No Kap, No NFL: Three Years without Football
The last NFL game I watched was in January 2017, a divisional playoff matchup between the Green Bay Packers and the Dallas Cowboys. Anyone who watched that game knows it didn't end well for Dallas. My boy Tinsley chronicled his experience in real-time, exposing people to a day in the life of a Dallas Cowboys fan. It was also the last time Tony Romo would ever wear an NFL uniform as he went on to retire later that calendar year. As was the case after every Cowboys season before that, the disappointment would carry into the later months and I would simply recharge the batteries for more anguish and pain once the 2017 season began.
However, there was no 2017 season for me, because the 2016 season was also the last time Colin Kaepernick would play in the NFL. Once it became obvious as to why he wasn't on a roster and allowed to compete, I renounced my NFL fandom and vowed not to watch another game until he was signed to a NFL roster. I have not watched it since.
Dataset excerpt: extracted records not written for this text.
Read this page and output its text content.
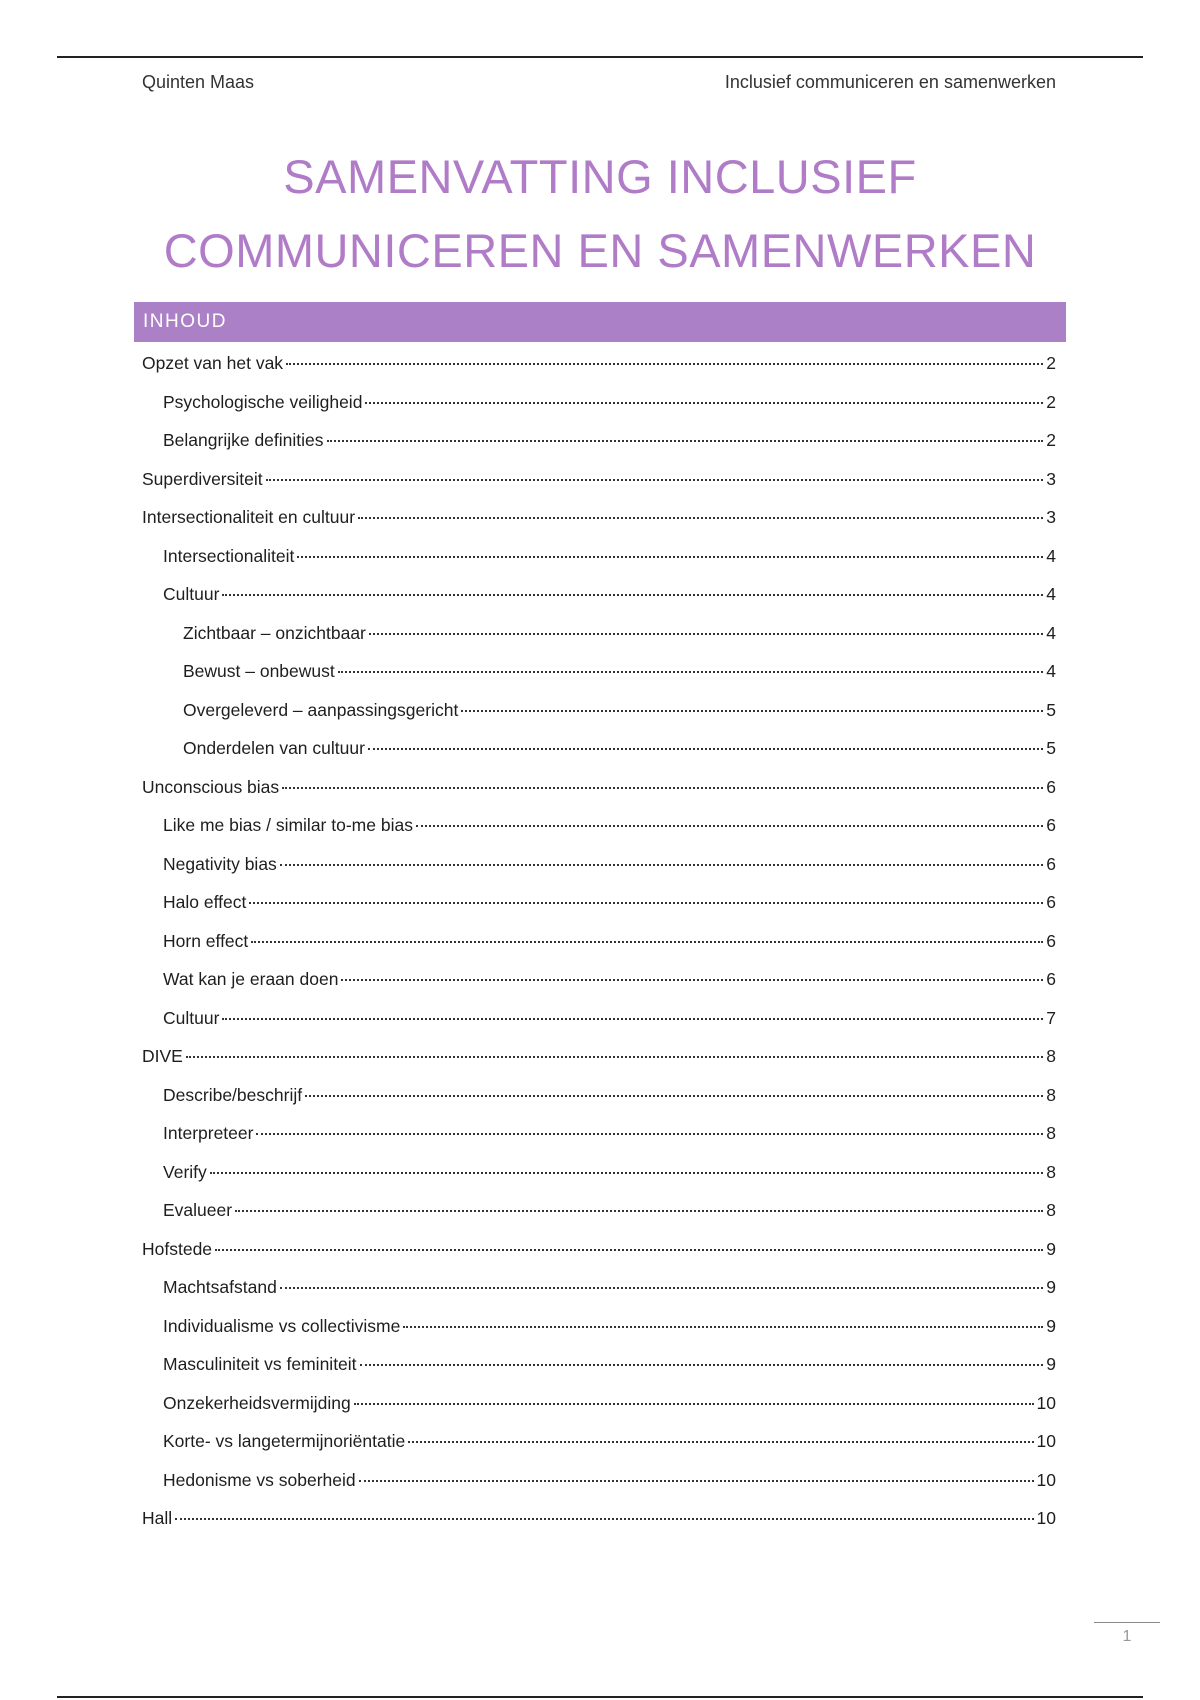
Quinten Maas	Inclusief communiceren en samenwerken
SAMENVATTING INCLUSIEF
COMMUNICEREN EN SAMENWERKEN
INHOUD
Opzet van het vak	2
Psychologische veiligheid	2
Belangrijke definities	2
Superdiversiteit	3
Intersectionaliteit en cultuur	3
Intersectionaliteit	4
Cultuur	4
Zichtbaar – onzichtbaar	4
Bewust – onbewust	4
Overgeleverd – aanpassingsgericht	5
Onderdelen van cultuur	5
Unconscious bias	6
Like me bias / similar to-me bias	6
Negativity bias	6
Halo effect	6
Horn effect	6
Wat kan je eraan doen	6
Cultuur	7
DIVE	8
Describe/beschrijf	8
Interpreteer	8
Verify	8
Evalueer	8
Hofstede	9
Machtsafstand	9
Individualisme vs collectivisme	9
Masculiniteit vs feminiteit	9
Onzekerheidsvermijding	10
Korte- vs langetermijnoriëntatie	10
Hedonisme vs soberheid	10
Hall	10
1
The way I saw it, if Colin Kaepernick was willing to jeopardize his career on behalf of people who looked like me, then I was willing to give up the NFL as a source of entertainment, no matter how long it had been a fixture in my life.
There is an expression as battle-tested as the days are long and it is very simple: God don't like ugly. That was a reason why it's been easy to not watch an NFL game, not engage in conversations about the NFL with anyone who continues to watch the product for over three years, and why it has been easy to never return. Colin Kaepernick took a knee to highlight systemic oppression against black and brown people and people of color in the United States and, as someone who has been black all my life, I knew exactly what he meant. It was easy to align with what he was doing. It did not take having to bury an unarmed loved one killed by the police for me to be upset. I see myself anytime I see stories of black and brown men who are treated unjustly by American law enforcement. It is impossible not to take it personally when people who lack empathy trivialize your feelings and stance about what has long been an issue in this country.